Italy will celebrate on Sept. 22 its state-sponsored Fertility Day to encourage family planning and parenthood.
The Italian Government will use this occasion to sound the alarm over what it characterizes as a dramatic birth rate decline. Aging populations and decreasing birthrates are a demographic fear of many advanced countries, but Italy’s take on how to resolve the problem has only presented reprisals.
According to the World Bank, Italy has a fertility rate of 1.4 children per woman. It is below that of 1.9 for the United States and 2.45 for the world’s nations on average. Italy has experienced 509,000 live births, one of the lowest numbers since the country was established in 1861, provoking its health minister to announce that it a ‘dying country.’
Italy is holding its inaugural Fertility Day to emphasize the beauty of parenthood and provide roundtable debates on reproductive health and fertility. While it might seem harmless, the country’s health department is seeking to raise awareness with an advertisement campaign that for many might appear as sexist, misguided and alarmist.
The campaign was backed by a group of ads that combined lines such as ‘beauty has no age. Fertility does,’and ‘fertility is a common good’. They were accompanied by a woman holding an hourglass in her hand. On social media, the general opinion was that the messages are offensive and dangerous while insulting for individuals who cannot have children but would like to.

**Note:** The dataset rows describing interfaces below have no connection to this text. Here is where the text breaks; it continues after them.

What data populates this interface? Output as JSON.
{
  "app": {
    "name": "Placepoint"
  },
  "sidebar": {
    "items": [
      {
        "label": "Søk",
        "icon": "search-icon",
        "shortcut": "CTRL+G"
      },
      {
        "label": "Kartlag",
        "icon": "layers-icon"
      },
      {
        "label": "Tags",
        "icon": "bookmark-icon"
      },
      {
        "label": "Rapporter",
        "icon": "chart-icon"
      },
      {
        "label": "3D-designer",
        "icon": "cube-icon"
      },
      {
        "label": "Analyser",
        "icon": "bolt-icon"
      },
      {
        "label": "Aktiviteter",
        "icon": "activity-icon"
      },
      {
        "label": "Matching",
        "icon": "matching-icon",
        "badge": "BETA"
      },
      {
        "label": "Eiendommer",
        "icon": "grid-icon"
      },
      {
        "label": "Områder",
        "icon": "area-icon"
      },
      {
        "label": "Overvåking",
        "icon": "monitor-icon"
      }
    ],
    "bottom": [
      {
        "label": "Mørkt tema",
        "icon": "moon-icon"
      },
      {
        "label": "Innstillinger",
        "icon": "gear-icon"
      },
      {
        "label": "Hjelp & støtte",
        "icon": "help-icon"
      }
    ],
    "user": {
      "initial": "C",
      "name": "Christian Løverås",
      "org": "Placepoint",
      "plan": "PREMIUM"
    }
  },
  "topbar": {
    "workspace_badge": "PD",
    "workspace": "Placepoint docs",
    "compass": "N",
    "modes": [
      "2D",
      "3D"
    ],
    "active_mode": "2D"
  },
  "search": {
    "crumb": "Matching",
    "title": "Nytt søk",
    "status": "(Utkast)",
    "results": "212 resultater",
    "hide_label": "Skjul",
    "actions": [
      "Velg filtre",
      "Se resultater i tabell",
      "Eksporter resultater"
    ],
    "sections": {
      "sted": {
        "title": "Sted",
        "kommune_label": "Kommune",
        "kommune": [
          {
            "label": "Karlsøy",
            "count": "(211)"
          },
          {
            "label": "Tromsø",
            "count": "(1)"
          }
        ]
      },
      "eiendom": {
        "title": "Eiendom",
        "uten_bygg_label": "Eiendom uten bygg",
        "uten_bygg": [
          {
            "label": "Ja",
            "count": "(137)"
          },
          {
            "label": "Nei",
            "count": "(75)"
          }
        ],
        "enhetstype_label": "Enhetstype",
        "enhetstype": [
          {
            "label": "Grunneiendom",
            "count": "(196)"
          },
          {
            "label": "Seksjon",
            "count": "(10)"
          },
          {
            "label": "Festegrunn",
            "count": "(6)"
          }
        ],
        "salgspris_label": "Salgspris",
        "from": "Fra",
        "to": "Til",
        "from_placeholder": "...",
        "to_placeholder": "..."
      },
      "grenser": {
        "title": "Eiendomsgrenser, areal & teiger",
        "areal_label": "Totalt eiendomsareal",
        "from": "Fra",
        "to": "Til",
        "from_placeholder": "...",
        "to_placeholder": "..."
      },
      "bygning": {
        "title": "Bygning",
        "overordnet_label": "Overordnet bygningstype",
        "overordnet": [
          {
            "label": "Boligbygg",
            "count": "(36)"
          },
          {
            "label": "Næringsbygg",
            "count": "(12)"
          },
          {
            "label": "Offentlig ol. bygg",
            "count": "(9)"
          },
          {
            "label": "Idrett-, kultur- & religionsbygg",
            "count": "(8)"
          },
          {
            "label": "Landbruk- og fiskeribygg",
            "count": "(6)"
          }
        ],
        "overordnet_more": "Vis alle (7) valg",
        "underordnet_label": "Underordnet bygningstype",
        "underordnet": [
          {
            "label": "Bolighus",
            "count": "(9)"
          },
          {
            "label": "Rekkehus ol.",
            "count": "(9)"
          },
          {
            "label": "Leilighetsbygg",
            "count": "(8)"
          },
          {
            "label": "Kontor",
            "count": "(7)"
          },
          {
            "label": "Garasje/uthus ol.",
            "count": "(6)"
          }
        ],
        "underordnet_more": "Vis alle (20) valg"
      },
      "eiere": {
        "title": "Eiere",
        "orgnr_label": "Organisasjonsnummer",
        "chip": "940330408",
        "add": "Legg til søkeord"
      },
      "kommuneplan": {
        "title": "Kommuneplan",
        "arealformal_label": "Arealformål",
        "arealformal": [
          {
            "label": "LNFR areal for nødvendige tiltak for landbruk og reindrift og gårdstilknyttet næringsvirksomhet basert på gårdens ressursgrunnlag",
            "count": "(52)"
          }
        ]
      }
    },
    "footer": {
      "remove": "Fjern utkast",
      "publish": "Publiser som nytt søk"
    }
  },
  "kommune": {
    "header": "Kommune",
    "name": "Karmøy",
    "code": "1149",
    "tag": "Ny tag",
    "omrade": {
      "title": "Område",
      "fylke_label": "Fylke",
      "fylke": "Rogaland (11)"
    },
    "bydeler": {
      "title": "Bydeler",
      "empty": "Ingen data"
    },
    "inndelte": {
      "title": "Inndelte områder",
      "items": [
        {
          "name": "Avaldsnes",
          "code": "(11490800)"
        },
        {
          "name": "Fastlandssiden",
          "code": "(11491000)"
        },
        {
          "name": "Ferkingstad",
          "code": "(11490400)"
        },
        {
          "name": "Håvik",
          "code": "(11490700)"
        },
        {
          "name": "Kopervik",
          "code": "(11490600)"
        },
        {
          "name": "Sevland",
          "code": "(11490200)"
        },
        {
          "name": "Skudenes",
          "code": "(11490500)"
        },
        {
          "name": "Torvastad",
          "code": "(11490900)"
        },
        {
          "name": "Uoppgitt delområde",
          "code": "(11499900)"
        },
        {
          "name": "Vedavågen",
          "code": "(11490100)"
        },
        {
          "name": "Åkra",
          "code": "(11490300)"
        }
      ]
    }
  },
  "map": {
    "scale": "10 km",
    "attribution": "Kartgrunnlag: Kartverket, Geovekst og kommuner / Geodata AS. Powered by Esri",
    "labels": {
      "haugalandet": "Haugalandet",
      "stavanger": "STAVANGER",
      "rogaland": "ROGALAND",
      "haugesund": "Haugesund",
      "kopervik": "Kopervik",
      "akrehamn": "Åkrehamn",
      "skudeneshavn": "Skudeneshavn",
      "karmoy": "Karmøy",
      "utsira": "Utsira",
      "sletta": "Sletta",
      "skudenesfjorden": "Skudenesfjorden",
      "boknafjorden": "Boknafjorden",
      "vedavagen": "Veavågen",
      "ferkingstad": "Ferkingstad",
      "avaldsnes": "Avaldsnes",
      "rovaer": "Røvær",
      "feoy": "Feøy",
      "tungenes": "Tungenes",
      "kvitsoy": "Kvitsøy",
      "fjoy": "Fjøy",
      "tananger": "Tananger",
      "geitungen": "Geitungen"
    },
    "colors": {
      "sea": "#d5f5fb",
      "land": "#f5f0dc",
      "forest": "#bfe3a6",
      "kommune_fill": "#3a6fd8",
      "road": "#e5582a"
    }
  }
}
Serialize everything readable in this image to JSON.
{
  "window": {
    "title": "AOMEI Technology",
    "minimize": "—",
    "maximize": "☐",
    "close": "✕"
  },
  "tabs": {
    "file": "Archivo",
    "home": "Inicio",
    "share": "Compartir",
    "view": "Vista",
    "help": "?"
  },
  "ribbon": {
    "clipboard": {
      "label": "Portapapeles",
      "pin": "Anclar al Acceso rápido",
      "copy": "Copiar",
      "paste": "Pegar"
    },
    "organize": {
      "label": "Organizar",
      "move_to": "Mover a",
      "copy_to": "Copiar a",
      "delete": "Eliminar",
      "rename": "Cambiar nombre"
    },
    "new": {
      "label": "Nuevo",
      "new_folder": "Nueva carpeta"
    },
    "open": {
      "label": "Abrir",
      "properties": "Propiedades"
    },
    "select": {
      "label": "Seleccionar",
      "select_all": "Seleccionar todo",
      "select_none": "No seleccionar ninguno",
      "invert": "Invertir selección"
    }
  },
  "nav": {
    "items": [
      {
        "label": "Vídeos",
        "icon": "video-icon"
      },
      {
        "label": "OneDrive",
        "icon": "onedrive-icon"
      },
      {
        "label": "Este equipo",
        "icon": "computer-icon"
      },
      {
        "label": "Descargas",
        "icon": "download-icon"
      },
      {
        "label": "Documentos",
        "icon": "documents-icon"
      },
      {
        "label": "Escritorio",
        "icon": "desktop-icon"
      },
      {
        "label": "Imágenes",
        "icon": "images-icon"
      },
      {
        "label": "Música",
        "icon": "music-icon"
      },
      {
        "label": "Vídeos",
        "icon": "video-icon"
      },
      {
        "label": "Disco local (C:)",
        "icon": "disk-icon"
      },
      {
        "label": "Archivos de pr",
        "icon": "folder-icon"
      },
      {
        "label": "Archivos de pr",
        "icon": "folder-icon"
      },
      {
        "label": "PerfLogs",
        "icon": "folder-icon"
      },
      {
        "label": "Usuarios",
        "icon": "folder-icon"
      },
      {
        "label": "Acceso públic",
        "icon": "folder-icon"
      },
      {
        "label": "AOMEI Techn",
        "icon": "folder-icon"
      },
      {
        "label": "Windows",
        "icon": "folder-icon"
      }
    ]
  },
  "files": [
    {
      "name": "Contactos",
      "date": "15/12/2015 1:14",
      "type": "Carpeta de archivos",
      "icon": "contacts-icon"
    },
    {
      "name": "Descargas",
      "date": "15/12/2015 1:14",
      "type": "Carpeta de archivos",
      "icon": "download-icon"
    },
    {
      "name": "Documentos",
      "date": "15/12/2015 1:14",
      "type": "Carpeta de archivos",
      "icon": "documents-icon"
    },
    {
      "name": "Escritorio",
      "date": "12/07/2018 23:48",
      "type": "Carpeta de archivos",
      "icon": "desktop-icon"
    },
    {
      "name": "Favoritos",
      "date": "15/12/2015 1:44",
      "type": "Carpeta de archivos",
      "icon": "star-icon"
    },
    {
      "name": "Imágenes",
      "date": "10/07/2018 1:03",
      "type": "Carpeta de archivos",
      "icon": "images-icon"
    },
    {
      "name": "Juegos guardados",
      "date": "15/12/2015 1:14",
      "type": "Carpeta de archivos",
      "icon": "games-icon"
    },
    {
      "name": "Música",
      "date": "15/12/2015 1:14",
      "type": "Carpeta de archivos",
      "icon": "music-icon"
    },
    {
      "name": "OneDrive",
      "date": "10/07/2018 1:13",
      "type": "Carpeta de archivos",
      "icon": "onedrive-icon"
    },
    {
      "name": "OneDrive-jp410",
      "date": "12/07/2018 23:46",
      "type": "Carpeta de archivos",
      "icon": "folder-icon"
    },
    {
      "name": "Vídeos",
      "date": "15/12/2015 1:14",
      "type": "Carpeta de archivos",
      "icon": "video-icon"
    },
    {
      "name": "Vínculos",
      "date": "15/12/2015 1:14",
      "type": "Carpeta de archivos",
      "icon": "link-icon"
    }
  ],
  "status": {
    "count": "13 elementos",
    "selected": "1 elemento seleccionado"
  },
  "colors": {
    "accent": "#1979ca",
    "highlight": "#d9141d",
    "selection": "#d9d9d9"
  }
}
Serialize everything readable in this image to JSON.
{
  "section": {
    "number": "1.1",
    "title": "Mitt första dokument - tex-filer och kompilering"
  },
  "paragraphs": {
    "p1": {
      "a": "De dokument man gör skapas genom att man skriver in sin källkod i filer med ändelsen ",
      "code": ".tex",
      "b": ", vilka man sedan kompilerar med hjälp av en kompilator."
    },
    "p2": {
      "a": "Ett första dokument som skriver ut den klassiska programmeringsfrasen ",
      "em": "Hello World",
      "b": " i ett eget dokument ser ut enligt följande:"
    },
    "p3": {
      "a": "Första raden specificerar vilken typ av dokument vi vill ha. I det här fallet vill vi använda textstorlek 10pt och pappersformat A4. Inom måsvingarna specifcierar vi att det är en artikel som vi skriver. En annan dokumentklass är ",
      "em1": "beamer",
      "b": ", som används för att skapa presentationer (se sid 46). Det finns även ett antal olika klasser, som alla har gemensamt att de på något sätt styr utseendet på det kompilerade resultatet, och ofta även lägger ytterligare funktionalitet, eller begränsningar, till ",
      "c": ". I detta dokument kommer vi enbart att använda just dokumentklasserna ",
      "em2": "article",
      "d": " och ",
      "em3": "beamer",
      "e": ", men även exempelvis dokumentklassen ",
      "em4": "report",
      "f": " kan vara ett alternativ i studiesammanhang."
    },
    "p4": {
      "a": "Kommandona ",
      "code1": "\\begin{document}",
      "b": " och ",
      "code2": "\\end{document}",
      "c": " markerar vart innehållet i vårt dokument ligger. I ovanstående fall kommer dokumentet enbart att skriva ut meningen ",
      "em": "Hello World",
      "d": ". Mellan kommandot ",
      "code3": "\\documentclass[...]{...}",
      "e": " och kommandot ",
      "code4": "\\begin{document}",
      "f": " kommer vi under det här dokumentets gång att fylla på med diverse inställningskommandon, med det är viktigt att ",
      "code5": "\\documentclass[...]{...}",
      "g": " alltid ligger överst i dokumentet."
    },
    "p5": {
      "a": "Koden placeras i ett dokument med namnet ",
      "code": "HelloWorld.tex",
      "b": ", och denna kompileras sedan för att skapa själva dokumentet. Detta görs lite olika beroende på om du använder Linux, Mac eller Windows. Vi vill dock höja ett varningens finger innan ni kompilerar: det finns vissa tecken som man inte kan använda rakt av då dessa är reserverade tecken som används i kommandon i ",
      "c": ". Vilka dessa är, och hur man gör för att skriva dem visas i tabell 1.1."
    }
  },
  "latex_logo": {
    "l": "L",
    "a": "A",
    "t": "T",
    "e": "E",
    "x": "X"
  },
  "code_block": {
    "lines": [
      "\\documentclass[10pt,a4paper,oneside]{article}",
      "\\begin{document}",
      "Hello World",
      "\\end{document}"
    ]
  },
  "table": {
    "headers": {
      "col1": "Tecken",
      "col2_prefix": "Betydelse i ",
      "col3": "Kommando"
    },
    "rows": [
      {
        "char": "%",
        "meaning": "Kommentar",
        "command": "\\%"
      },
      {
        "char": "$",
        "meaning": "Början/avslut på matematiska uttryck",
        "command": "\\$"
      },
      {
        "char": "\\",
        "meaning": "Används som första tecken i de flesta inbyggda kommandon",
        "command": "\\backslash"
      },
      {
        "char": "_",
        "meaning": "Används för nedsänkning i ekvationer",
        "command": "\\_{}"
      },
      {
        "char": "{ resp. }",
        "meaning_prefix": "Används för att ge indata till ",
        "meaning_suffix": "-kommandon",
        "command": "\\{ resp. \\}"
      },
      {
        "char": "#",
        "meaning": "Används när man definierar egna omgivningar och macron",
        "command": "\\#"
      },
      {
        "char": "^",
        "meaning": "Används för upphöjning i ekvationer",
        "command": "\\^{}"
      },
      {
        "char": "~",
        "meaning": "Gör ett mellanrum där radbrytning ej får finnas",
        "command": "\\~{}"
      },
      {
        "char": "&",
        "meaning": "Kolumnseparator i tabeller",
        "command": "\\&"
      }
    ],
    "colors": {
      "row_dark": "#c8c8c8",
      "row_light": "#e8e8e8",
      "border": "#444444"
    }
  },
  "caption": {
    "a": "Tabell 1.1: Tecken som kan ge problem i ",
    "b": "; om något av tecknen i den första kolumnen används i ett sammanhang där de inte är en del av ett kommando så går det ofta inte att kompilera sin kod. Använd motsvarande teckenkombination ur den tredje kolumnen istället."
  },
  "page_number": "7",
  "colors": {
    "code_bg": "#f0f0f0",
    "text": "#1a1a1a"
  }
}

People believe that the Italian government seems to avoid the chance to approach some greater problems that could have a decisive impact on birthrates. Moreover, it is considered a controversial decision of a government agency to shame and alarm people into having children.
In the developed worlds, the economic opportunity is frequently connected to higher birth rates. In the U.S., birth rates decreased as the recession started in 2008.
In Italy, the unemployment rate for individuals under 25 years old is an unbelievable 40 percent, while the rates for people of all ages reached 11.6 percent. It is more than twice the U.S. unemployment rate. It surely couldn’t be considered the kind of economic stability that people are looking for when considering to start a family.
However, it seems that a better tactic should be followed by the Italian government, rather than attend to fear and shame, would be to carefully observe the equality and economic issues first.